4 key tips for virtual workforce leadership

How are the remote workers in your office managed?

Remote workers need just as much attention and direction, if not more, than workers actually in the office.

Remote workers need just as much attention and direction, if not more, than workers actually in the office.

Managing employees in the office can be difficult at times, but managing a completely remote workforce can prove to be even harder, with its own list of issues and problems that may arise.

Remote employees are increasing throughout numerous industries, with many businesses searching for the best talent across the globe. As the walls of offices break down, and the world through technology becomes a singular workplace, it’s important to keep efficiency and productivity in mind.

Although there are known benefits to hiring a remote workforce, many issues can occur, such as communication difficulties due to differing time zones, measuring productivity and fostering team spirit.

Leadership and management must take the appropriate steps to ensure that their remote workforce is happy, engaged and productive throughout the work week. How can this be done? Under a major umbrella term, effective leadership is essential. Without this, a remote workforce will quickly fall apart.

Keep the following four tips in mind for the best remote leadership possible:

  • Build trust: Trust is an important aspect of an office. Remote workers are often left with only a verbal promise or written agreement that work will be distributed, or feedback will be given at a certain time. If this information falls through, or there is a lack of real understanding, trust will be eroded.
  • Communicate: Remote workers must be kept in the loop at all times. When communication breaks down, there will be a lack of engagement, productivity and sense of appreciation, which can create resentment and eventual turnover.
  • Keep clarity in the forefront: Remote workers should have access to the same type of training and development as in-office employees.
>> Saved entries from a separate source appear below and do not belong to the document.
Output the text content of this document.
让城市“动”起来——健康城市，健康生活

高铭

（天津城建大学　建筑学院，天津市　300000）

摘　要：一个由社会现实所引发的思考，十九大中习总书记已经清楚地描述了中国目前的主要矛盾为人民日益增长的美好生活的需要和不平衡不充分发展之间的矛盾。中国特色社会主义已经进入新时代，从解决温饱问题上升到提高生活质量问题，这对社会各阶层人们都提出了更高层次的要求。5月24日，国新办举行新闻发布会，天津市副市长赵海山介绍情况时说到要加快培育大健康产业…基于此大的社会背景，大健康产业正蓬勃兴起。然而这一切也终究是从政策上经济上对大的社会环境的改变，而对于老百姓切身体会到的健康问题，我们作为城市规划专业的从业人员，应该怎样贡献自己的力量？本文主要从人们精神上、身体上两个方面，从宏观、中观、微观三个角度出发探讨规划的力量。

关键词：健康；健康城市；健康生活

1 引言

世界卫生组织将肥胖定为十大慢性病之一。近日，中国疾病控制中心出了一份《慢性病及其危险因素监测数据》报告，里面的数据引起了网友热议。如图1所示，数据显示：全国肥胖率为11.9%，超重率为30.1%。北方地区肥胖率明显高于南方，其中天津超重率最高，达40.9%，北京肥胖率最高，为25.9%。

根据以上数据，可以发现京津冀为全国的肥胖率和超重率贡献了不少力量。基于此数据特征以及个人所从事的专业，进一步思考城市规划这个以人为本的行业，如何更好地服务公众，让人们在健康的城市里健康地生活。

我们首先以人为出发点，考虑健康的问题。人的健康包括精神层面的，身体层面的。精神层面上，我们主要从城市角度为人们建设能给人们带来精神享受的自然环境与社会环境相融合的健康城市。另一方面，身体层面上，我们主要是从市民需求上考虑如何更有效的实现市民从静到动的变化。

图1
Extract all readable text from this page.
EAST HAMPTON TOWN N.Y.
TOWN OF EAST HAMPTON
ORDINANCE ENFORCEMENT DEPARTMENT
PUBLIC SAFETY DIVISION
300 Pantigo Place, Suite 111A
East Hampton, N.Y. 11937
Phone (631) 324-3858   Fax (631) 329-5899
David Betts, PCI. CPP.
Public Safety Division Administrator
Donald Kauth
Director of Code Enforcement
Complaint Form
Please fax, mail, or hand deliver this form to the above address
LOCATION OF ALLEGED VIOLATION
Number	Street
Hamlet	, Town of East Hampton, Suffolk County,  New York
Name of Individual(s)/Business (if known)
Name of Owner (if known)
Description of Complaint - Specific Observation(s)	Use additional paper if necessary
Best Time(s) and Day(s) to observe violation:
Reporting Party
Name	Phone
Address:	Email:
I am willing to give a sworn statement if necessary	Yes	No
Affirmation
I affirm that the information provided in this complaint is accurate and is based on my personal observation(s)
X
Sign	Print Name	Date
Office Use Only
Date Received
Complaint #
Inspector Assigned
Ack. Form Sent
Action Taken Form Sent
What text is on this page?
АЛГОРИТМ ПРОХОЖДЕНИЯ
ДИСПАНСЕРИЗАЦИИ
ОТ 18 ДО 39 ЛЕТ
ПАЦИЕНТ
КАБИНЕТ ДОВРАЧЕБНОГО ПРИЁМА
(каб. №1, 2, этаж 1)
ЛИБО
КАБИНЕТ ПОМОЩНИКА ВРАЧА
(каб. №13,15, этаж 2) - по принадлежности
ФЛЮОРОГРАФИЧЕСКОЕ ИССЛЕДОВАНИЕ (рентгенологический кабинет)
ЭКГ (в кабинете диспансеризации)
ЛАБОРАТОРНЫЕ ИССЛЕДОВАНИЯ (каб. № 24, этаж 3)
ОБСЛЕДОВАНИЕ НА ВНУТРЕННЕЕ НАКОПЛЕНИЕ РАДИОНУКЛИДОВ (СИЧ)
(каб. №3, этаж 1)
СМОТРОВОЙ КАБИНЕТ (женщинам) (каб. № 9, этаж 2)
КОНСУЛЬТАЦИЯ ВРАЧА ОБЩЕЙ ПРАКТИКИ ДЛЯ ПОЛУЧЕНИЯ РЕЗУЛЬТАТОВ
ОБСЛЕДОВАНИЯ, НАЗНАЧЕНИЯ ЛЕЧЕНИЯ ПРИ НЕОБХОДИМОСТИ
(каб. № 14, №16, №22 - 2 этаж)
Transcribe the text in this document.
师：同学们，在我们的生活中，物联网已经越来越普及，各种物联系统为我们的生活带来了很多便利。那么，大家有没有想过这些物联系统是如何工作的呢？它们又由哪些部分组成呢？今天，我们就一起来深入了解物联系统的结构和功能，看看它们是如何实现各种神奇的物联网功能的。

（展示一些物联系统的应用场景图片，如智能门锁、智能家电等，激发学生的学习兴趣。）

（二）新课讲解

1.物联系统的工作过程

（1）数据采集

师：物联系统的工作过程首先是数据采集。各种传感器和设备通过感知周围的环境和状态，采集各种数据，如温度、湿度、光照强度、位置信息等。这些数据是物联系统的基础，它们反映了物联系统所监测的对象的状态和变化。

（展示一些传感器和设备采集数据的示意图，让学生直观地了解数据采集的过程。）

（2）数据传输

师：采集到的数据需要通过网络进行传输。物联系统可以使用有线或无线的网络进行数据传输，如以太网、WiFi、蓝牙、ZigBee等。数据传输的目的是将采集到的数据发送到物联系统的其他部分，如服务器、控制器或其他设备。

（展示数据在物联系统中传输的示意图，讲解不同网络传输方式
Be sure that training is offered to all workers, no matter where their location may be. If remote workers are confused by certain information or changes, take the time to explain it in a different manner, or communicate through another channel such as a video chat or phone call. Often, information can be lost through email or lack of face to face contact. Keeping different channels of communication open is vital to the success of these teams.
  • Track progress and projected goals: Remote workers should be able to understand and view how their work contributions are being used in their office. By tracking contributions and creating goals for remote workers, a better understanding of their role can often be achieved.

Leadership is a vital part of any workforce, especially for employees outside the office. By offering development courses and tracking projected goals for these workers, retention rates can be increased, as well as engagement and productivity.